18 inches–The distance between the head and the heart.
These young men arrived from Australia, Germany, Kenya, New Zealand, and Nigeria. Many are transitioning from rugby, soccer, basketball, and volleyball into professional American football. The learning curve is steep, expectations are high, and the margin for error is razor thin.
In the meeting room, their heads were fully engaged — absorbing terminology, assignments, timing, and performance mechanics. At this level, football is technical and exacting. One missed detail can unravel an entire play.
On the turf, their hearts were unmistakable. Their movement was deliberate, their posture purposeful. There was a quiet awareness that they represented more than themselves — family, country, possibility. Passion drove their effort and belief steadied their resilience.
Performance depends on both a disciplined mind and a strong heart, and sustained achievement depends on the eighteen inches that connect them. It is forged in the space between information and emotion — in the instant after a missed rep, a firm correction, or the onset of fatigue. There is always a moment, often less than a second, when a decision must be made.
Defend — or listen.
React — or reset.
Force — or refocus.
Those decisions live in the eighteen inches between head and heart. And at the center of that space sit the lungs.
In high-pressure moments, the nervous system accelerates. Heart rate rises. Muscles tighten. Without regulation, emotion can override execution. But when breathing steadies, the system stabilizes, and the brain remains clear.
Breath becomes the connector — the dynamic link between head and heart. It keeps the technical precise and the emotional steady. It allows decisions to be informed rather than impulsive. This week, we trained that connector in real time — between correction and response, between fatigue and focus, between pressure and execution.

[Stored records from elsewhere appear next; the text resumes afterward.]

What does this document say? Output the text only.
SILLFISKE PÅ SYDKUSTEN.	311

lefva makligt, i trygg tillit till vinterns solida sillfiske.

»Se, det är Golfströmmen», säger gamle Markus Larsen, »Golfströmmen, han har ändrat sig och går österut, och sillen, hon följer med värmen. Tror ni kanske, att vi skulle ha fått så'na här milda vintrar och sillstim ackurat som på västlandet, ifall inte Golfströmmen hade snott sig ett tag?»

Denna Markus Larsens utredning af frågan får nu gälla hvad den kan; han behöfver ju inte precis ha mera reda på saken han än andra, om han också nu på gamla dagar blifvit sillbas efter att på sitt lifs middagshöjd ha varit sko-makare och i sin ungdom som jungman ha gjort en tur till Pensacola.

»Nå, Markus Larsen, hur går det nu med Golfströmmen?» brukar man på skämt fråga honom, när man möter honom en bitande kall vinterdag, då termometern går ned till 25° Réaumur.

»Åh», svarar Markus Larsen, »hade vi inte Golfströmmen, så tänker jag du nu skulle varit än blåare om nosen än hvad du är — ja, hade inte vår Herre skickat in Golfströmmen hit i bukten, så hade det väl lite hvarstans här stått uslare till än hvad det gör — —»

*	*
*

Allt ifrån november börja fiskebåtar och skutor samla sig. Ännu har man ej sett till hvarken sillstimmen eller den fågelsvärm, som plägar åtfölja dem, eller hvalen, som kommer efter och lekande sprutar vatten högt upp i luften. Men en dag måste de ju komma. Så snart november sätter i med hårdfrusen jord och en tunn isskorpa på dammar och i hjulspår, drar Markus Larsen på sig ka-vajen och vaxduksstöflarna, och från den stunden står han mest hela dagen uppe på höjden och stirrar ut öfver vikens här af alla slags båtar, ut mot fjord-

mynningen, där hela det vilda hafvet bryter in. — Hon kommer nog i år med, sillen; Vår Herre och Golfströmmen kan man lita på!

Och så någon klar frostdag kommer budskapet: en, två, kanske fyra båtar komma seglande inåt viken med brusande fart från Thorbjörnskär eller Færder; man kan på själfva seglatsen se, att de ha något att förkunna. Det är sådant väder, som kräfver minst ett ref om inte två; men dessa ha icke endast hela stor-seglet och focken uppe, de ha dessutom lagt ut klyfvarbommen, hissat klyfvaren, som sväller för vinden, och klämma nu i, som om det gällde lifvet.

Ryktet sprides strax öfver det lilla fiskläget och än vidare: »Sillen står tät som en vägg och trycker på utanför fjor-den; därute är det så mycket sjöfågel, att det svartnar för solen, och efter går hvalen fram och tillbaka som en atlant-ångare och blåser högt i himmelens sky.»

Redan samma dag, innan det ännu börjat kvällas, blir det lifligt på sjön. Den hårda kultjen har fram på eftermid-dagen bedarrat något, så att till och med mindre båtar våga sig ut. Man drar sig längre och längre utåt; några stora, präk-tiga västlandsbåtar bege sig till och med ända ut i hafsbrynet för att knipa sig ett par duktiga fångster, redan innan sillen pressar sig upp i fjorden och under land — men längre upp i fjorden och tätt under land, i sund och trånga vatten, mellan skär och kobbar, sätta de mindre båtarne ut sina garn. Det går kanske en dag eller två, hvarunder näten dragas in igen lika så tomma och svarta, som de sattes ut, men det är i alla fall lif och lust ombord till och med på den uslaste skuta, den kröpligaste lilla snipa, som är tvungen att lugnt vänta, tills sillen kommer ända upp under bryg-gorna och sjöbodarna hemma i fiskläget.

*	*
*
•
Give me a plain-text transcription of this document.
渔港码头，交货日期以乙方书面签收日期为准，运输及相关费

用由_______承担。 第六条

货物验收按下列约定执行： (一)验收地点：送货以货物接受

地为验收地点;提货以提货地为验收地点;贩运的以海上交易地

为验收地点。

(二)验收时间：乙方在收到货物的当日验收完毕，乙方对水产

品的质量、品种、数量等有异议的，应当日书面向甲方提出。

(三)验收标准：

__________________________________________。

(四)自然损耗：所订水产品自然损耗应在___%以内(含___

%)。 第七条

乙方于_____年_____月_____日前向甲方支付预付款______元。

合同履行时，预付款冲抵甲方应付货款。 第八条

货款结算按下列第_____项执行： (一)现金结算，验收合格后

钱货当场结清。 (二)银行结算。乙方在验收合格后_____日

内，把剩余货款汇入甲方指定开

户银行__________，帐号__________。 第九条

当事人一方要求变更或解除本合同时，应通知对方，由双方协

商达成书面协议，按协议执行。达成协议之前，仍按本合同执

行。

Ambitious, competitive, and driven, these athletes already possess the visible qualities of elite performers. By strengthening the eighteen inches that connect head and heart, we are reinforcing something less visible but far more enduring — their ability to remain grounded, coachable, and disciplined when the stakes rise.
Head informed.
Heart committed.
Decisions aligned.
The stopwatch will record their time. The barbell will measure their strength. But alignment — measured in inches– will shape how they respond under pressure, how they lead, and how they endure.
It was an honor to support these athletes not only in preparing for measurable performance, but in strengthening the invisible connection that transforms knowledge into execution and passion into disciplined action. Because in the end, achievement is not defined solely by seconds on a stopwatch or pounds on a barbell. It is revealed in the alignment of head and heart when decisions matter most.